Artikel 2.5.28 Vergunning in afwijking van het verbod tot overschrijding van de toegelaten bouwhoogte

In afwijking van het verbod tot het bouwen met overschrijding van de toegelaten bouwhoogte als bedoeld in de artikelen 2.5.20, eerste lid, 2.5.21, eerste en derde lid, 2.5.22, eerste lid, 2.5.23 en 2.5.24 kan het bevoegd gezag de omgevingsvergunning voor het bouwen verlenen voor:

  • a.

    gebouwen voor openbaar nut, scholen, kerken, schouwburgen en andere gebouwen bestemd voor het houden van bijeenkomsten en vergaderingen;

  • b.

    gebouwen bestemd voor woon-, kantoor- of winkeldoeleinden, indien de welstand bij het toestaan van de afwijking is gebaat;

  • c.

    gebouwen bestemd voor het uitoefenen van een bedrijf op een handels- en industrieterrein;

  • d.

    agrarische bedrijfsgebouwen;

  • e.

    het geheel of gedeeltelijk veranderen of vergroten van een bouwwerk, anders dan bedoeld in artikel 3, onderdeel 7 van bijlage II bij het Besluit omgevingsrecht, en indien:

    • 1.

      de bestaande belendende gebouwen de maximale bouwhoogte overschrijden en de welstand bij het toestaan van de afwijking is gebaat;

    • 2.

      bij het overschrijden van bestaande uitwendige hoogteafmetingen andere hoogteafmetingen kleiner worden dan de bestaande;

  • f.

    bouwwerken, geen gebouwen zijnde, ten dienste van het verkeer, de waterhuishouding, de energievoorziening of het telecommunicatieverkeer, anders dan bedoeld in artikel 2, onderdeel 16 en 18 van bijlage II bij het Besluit omgevingsrecht;

  • g.

    topgevels, breder dan 6 meter en gevelverhogingen van soortgelijke aard;

  • h.

    plaatselijke verhogingen met een grotere breedte dan 0,60 meter;

  • i.

    dakvensters, mits buitenwerks gemeten de breedte niet meer dan 1,75 meter, de hoogte niet meer dan 1,5 meter, de onderlinge afstand niet minder dan 3 meter en de afstand tot de erfscheiding niet minder dan 1,5 meter bedraagt. Deze laatste voorwaarde geldt niet voor gekoppelde dakvensters, die tot verschillende gebouwen behoren;

  • j.

    draagconstructies voor een reclame;

  • k.

    vrijstaande schoorstenen;

  • l.

    bouwwerken op een monument - als bedoeld in de Monumentenwet 1988 dan wel in de provinciale of gemeentelijke monumentenverordening - voor zover zulks niet bezwaarlijk is om de in historisch-esthetisch opzicht gewenste aansluiting te verkrijgen bij het karakter van de bestaande omgeving.

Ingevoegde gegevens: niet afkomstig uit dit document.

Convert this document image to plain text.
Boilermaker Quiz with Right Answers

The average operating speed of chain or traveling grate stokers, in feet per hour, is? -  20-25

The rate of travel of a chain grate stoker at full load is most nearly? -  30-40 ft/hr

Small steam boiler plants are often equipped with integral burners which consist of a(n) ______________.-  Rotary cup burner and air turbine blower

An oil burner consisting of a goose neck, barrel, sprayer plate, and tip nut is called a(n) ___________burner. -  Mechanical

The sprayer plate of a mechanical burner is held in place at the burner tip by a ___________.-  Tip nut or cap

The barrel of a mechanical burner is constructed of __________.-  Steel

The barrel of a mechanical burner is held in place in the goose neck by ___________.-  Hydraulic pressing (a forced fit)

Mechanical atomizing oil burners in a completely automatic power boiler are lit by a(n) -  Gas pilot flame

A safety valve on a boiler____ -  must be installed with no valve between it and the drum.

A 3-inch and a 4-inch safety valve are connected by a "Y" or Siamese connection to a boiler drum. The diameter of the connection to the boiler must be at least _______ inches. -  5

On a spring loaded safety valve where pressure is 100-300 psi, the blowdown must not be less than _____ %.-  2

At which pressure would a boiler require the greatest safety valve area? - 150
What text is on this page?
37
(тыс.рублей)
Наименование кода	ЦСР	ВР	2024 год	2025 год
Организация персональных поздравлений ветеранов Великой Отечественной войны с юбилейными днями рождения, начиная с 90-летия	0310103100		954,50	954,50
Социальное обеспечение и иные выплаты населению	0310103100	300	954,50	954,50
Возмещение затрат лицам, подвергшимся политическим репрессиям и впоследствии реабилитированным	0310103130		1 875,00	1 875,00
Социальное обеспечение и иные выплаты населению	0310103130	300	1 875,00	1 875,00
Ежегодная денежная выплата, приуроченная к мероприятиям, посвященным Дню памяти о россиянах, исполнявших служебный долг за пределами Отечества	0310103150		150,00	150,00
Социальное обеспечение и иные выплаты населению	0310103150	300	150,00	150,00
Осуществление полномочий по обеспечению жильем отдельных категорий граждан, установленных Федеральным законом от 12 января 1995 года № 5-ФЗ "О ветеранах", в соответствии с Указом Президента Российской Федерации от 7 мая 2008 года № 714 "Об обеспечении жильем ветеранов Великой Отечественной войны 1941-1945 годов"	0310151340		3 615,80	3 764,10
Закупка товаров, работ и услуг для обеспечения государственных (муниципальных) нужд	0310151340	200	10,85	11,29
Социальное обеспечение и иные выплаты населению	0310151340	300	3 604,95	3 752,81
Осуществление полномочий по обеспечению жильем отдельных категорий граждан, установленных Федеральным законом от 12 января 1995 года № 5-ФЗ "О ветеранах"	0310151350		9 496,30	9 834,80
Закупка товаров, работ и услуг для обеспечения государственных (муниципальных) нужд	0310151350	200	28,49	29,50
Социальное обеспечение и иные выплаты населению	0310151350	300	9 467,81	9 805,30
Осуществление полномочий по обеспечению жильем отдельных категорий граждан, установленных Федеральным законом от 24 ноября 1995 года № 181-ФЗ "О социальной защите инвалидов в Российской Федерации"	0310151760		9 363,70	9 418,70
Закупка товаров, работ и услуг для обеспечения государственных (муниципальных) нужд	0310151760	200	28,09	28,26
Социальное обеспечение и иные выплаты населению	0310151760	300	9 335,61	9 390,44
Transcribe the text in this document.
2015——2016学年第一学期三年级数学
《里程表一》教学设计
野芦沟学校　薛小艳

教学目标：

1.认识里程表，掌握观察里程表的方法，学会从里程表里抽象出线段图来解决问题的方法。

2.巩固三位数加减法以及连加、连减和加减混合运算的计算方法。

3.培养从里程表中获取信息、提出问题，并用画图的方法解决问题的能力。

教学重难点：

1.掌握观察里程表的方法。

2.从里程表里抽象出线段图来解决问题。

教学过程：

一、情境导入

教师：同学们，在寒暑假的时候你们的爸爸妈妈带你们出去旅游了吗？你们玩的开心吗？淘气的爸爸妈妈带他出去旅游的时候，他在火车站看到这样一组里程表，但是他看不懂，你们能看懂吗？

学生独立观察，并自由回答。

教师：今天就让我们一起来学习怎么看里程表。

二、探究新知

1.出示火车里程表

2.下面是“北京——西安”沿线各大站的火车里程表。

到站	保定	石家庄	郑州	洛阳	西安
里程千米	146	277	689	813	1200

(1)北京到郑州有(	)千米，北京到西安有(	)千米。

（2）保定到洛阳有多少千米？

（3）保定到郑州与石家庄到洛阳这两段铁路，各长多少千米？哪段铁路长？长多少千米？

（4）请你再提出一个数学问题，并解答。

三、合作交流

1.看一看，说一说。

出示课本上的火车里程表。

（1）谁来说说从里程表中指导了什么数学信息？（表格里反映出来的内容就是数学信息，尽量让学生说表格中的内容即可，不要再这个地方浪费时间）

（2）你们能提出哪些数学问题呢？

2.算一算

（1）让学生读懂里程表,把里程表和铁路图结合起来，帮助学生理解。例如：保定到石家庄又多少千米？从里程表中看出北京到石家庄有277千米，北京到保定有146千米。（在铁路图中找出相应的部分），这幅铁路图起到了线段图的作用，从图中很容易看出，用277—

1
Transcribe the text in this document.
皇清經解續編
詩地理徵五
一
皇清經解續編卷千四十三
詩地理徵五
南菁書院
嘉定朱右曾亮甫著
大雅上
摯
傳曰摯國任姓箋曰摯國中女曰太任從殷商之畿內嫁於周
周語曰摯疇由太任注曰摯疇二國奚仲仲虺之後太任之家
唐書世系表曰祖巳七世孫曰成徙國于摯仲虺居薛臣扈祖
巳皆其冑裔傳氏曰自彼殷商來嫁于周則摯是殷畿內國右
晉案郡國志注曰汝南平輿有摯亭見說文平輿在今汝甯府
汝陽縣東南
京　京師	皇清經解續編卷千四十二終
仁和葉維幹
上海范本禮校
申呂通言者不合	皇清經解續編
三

Artikel 2.5.29 Vergunning in afwijking van het verbod tot overschrijding van de rooilijnen en van de toegelaten bouwhoogte in geval van voorbereiding van nieuw ruimtelijk beleid

In andere gevallen dan bedoeld in de artikelen 2.5.8, 2.5.14 en 2.5.28, kan het bevoegd gezag afwijken van de verboden tot bouwen met overschrijding van de voor- en van de achtergevelrooilijn, en van het verbod tot bouwen met overschrijding van de maximale bouwhoogte, indien:

  • a.

    er voor het betreffende gebied geen bestemmingsplan of beheersverordening of projectbesluit van kracht is;

  • b.

    geen van de aanhoudingsgronden zoals genoemd in artikel 3.3 van de Wet algemene bepalingen omgevingsrecht van toepassing is;

  • c.

    de activiteit in overeenstemming is met in voorbereiding zijnd toekomstig ruimtelijk beleid;

  • d.

    de activiteit niet in strijd is met een goede ruimtelijke ordening, en

  • e.

    de motivering van het besluit een goede ruimtelijke onderbouwing bevat.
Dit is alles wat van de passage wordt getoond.